Induction Ceremony – Keynote Speaker

Andrew Warren was born in Kansas City, Kansas, in 1956. He spent the next 18 years of his life in Mission, in the older suburbs of Northeast Johnson County. He graduated from Shawnee Mission North High School in May 1975. The next day he left for a 9 week trip backpacking around Australia.

Upon his return, he attended Johnson County Community College for one year (which he describes as the second smartest thing he ever did) and moved to graduate from the University of Kansas in 1979 with honors in Political Science and Geography.

He drifted for a few years after that, working as a yacht rigger on Galveston Bay and cleaning up a concrete plant in Merriam, Kansas, every night.
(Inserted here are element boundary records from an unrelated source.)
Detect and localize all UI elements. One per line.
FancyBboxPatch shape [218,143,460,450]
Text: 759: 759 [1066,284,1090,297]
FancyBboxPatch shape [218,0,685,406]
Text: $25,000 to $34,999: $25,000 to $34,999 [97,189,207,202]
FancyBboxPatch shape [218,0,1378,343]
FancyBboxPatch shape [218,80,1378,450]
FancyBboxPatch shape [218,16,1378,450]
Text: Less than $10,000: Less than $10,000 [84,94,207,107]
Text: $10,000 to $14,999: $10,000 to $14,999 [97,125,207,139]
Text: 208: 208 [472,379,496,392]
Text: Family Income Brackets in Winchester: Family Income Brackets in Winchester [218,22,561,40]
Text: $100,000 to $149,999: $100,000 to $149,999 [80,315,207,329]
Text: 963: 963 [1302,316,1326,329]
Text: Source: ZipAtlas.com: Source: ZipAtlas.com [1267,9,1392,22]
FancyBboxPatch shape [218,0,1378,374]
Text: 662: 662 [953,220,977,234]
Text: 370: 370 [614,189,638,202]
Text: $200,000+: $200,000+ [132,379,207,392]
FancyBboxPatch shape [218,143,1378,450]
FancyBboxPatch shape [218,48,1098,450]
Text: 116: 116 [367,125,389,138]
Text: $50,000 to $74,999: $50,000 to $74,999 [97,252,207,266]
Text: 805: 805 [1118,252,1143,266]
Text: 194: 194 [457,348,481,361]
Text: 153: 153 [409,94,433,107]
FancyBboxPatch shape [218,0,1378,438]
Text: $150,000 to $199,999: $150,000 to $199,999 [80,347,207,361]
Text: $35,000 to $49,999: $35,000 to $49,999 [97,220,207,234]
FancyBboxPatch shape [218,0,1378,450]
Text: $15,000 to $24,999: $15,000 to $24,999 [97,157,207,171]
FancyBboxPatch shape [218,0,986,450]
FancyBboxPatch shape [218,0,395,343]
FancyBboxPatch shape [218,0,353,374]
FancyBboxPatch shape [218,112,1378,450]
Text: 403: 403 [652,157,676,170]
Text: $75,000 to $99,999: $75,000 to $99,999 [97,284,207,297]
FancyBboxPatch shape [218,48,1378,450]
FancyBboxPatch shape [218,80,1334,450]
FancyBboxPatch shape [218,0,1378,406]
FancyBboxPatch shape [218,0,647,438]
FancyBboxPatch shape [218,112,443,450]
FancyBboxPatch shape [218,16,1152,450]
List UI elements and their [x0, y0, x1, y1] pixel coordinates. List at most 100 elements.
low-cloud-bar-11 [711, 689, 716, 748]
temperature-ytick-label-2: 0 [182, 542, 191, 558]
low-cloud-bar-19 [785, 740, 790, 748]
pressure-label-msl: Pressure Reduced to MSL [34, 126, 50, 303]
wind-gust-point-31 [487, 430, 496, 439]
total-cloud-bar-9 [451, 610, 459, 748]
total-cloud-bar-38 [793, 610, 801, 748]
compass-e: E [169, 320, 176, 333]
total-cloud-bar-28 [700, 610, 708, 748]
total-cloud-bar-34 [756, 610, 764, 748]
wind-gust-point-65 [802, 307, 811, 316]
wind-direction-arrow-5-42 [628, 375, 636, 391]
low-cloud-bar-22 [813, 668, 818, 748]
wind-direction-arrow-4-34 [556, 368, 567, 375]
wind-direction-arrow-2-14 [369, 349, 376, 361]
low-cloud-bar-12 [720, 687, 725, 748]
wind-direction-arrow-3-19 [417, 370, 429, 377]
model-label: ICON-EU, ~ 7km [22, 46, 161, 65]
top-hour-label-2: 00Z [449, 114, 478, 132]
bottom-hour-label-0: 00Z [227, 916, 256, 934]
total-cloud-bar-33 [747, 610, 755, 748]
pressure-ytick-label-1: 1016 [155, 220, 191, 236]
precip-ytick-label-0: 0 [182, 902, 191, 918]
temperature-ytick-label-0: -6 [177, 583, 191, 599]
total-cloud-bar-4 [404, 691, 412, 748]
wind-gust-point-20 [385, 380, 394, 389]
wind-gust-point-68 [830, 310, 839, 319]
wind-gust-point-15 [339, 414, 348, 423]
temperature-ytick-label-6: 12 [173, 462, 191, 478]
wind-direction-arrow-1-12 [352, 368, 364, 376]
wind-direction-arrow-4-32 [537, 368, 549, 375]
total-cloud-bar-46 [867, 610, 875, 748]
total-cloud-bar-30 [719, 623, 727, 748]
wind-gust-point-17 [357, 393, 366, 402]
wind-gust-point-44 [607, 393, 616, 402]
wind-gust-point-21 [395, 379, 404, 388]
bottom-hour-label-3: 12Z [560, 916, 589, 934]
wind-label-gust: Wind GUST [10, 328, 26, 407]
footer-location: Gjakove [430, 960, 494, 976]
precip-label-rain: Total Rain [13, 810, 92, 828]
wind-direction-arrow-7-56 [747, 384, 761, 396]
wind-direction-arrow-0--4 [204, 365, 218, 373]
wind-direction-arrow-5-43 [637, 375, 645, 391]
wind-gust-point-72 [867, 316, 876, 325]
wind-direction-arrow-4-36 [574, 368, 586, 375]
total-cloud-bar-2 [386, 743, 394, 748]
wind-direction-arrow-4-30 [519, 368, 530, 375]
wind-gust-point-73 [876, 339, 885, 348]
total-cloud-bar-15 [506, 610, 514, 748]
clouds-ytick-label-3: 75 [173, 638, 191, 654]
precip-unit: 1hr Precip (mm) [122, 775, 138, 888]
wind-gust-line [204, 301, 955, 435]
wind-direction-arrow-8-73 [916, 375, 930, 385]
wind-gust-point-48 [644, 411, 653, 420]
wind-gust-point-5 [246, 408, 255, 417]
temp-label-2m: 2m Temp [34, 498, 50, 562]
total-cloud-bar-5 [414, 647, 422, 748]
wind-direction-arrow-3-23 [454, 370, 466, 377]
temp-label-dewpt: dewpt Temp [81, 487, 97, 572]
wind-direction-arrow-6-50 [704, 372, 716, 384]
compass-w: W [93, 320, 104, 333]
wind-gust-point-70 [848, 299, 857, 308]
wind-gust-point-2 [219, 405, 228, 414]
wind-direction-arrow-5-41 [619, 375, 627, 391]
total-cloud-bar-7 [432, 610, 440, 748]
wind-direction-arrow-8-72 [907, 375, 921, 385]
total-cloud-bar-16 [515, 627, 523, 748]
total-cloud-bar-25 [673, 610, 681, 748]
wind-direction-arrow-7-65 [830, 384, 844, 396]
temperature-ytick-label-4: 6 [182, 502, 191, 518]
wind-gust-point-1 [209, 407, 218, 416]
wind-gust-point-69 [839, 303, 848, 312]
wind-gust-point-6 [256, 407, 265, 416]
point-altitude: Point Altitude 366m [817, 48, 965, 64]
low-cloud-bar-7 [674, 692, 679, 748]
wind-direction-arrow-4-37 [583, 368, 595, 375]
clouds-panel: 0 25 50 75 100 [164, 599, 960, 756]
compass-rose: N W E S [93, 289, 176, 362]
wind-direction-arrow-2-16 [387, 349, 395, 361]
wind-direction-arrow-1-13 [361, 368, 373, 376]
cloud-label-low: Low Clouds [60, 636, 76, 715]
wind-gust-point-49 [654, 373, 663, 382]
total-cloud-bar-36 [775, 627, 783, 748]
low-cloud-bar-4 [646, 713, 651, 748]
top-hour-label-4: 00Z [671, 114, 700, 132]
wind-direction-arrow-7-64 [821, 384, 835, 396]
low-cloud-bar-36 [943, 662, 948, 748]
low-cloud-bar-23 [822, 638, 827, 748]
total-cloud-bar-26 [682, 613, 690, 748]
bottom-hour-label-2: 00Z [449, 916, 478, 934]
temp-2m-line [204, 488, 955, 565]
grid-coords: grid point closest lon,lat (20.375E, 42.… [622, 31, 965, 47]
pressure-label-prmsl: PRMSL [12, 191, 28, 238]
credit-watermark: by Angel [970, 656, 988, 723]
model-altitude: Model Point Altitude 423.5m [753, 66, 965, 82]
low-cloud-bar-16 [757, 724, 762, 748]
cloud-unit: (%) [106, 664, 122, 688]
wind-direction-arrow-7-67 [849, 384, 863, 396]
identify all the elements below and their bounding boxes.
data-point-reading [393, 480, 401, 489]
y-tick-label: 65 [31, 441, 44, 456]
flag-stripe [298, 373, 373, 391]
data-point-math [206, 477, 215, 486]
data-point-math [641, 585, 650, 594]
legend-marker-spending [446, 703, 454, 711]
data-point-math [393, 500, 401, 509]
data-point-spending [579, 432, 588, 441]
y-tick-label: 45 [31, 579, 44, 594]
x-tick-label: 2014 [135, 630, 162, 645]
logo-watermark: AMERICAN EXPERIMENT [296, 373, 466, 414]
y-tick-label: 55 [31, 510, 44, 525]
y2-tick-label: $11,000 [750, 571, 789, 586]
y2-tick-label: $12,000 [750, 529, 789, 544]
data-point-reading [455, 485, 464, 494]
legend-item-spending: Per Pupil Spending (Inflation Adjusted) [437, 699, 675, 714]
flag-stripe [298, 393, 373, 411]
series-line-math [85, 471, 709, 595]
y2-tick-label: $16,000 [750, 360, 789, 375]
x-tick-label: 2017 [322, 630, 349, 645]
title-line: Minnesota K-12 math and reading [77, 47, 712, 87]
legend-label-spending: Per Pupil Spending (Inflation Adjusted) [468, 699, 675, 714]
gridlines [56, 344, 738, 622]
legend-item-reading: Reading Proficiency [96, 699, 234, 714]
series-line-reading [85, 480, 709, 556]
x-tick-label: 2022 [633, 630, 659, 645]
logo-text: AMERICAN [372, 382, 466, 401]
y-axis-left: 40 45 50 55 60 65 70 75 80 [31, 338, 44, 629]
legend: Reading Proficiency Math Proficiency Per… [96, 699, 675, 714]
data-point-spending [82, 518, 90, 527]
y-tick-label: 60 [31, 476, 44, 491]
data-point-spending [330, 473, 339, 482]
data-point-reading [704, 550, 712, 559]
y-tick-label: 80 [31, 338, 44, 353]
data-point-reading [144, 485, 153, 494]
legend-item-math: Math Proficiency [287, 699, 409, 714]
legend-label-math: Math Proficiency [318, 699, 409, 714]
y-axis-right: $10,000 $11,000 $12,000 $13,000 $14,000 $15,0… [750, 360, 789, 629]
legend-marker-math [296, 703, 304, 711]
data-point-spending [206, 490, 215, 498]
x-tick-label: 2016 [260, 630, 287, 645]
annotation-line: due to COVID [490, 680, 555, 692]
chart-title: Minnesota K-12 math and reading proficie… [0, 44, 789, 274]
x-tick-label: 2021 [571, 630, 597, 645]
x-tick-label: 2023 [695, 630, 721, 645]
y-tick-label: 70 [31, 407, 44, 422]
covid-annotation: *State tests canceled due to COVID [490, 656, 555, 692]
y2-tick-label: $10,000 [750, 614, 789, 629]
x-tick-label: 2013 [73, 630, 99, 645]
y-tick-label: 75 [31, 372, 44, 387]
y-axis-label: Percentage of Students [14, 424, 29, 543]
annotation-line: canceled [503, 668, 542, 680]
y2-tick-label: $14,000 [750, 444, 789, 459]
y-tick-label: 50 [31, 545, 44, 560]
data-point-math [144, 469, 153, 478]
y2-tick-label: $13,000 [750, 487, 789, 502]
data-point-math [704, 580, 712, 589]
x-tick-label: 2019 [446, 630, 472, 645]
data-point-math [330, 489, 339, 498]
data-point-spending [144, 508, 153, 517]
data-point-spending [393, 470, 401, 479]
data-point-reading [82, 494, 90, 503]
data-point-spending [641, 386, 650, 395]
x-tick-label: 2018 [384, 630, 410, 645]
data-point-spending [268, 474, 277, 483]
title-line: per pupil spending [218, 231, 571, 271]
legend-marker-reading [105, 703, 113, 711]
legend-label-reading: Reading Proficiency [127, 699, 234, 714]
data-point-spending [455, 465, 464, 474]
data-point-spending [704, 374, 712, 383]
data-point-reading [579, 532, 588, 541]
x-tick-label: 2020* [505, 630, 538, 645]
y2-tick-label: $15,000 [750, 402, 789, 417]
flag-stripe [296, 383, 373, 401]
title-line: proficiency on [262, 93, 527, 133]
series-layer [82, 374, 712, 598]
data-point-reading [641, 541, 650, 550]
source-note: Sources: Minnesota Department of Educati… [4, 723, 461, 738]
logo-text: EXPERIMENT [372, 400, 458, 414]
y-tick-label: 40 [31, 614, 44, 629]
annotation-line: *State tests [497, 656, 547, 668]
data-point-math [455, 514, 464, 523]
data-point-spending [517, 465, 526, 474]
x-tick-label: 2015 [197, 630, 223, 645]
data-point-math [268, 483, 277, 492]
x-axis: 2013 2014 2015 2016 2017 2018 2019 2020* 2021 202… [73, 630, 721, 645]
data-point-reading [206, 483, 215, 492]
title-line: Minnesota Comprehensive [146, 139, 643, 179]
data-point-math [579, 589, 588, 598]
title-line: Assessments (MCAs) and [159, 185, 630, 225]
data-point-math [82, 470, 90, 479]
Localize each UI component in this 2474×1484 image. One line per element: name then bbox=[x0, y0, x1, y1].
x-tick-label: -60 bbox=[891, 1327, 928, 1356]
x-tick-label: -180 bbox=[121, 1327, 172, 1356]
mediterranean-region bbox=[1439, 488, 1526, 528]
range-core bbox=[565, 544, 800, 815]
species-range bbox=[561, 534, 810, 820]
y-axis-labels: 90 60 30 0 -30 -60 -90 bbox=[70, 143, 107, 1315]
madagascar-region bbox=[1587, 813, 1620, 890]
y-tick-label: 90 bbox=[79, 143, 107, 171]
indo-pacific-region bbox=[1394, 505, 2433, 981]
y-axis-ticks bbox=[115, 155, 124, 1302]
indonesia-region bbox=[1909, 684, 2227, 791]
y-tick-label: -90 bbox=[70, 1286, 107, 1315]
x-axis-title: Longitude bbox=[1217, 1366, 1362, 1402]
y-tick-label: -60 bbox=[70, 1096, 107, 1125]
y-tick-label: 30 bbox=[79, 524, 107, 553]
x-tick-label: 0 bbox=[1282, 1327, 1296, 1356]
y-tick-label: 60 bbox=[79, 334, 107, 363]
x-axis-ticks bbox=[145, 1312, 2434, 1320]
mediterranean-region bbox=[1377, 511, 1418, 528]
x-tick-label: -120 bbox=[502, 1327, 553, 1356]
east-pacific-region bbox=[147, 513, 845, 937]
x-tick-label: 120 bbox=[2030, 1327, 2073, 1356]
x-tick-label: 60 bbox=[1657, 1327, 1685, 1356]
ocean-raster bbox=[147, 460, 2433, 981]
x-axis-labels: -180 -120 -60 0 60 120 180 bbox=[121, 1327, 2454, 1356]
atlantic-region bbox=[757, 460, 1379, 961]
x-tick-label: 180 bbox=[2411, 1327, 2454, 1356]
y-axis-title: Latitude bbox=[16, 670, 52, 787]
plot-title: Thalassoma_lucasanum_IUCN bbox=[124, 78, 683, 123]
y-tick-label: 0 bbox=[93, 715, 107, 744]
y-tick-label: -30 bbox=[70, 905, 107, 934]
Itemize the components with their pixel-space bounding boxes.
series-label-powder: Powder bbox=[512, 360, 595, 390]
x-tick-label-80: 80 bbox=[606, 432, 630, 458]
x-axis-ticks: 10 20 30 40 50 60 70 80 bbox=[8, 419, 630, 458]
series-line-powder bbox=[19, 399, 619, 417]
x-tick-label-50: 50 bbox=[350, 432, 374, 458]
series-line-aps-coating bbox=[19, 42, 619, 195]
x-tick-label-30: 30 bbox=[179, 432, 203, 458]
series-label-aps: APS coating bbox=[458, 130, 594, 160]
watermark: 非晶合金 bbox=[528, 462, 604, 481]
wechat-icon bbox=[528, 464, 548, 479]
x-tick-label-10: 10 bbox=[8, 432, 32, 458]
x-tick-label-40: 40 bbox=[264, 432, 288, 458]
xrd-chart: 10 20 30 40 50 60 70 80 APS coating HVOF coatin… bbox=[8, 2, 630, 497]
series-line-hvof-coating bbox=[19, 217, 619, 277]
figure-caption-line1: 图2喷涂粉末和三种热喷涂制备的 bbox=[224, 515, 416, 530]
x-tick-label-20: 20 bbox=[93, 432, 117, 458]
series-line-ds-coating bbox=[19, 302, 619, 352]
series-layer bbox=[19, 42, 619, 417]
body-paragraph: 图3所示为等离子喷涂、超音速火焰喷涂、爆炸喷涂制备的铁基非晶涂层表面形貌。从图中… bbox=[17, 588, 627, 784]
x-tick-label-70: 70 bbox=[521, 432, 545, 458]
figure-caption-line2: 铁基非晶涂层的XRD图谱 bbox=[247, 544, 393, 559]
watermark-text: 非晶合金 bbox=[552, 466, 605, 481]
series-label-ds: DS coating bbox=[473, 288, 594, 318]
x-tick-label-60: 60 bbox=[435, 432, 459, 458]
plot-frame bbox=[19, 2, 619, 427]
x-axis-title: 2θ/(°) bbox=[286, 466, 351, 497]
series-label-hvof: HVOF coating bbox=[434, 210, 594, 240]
Money earned from being covered in sweat and concrete dust (which set-up when ever he cooled off) went to help pay for law school.

He began studying at Washburn University Law School in January 1983. He hated law school and was constantly depressed, but loved his part time job with the Public Defender in Topeka. By the narrowest margin, he received his Juris Doctorate in December 1985, and went to work for the Public Defender.

A promotion to Deputy District Defender in Olathe, Kansas, followed where he was promptly made to serve as Acting District Defender. The job in Olathe was constant and usually heated legal combat as the judges and bar were extremely hostile to the new Public Defender office. But, he survived, somehow without ever being held in contempt of court.

In 1991, he was promoted as the first Public Defender for Western Kansas, in Garden City. He quickly learned to like – a lot – Western Kansas and its people. After short stints there and with the Appellate Defender in Topeka he joined the firm of Patton, Kerbs, and Hess in Dodge City. Although he greatly respected and enjoyed his co-workers at Patton, Kerbs, and Hess, one of those life changing events occurred.

During a visit to Custer National Battlefield in South Dakota, he experienced a fire bell in the night and clearly saw what he had suppressed since taking a U.S. History class at KU. American History was his passion. He took a number of classes at Dodge City Community College and by correspondence to prepare for application to graduate school at Fort Hays State University.

In the graduate history program at FHSU he flourish, did as well as can be done and was admitted to Phi Kappa Phi, of which he is extremely proud. He is, perhaps excessively, proud of his academic record at FHSU and of FHSU itself. He tells anybody who will listen that it is the best college of university he has attended, and refers to it as a “Jeffersonian-Jacksonian institution.”

Since 2006 he has taught Criminal Justice at Western New Mexico University. In March of this year, he received a dual appointment as Professor of Criminal Justice and History at WNMU and relishes the opportunities the history appointment affords. He is working harder then he has ever working refreshing the great quantity of knowledge has lost since leaving FHSU and creating new online history classes.

He is greatly honored to be invited to address the Phi Kappa Phi chapter at Fort Hays State University, has no earthly idea what he will say, and wants everyone to know that renting academic regalia is cheaper than buying a new suit.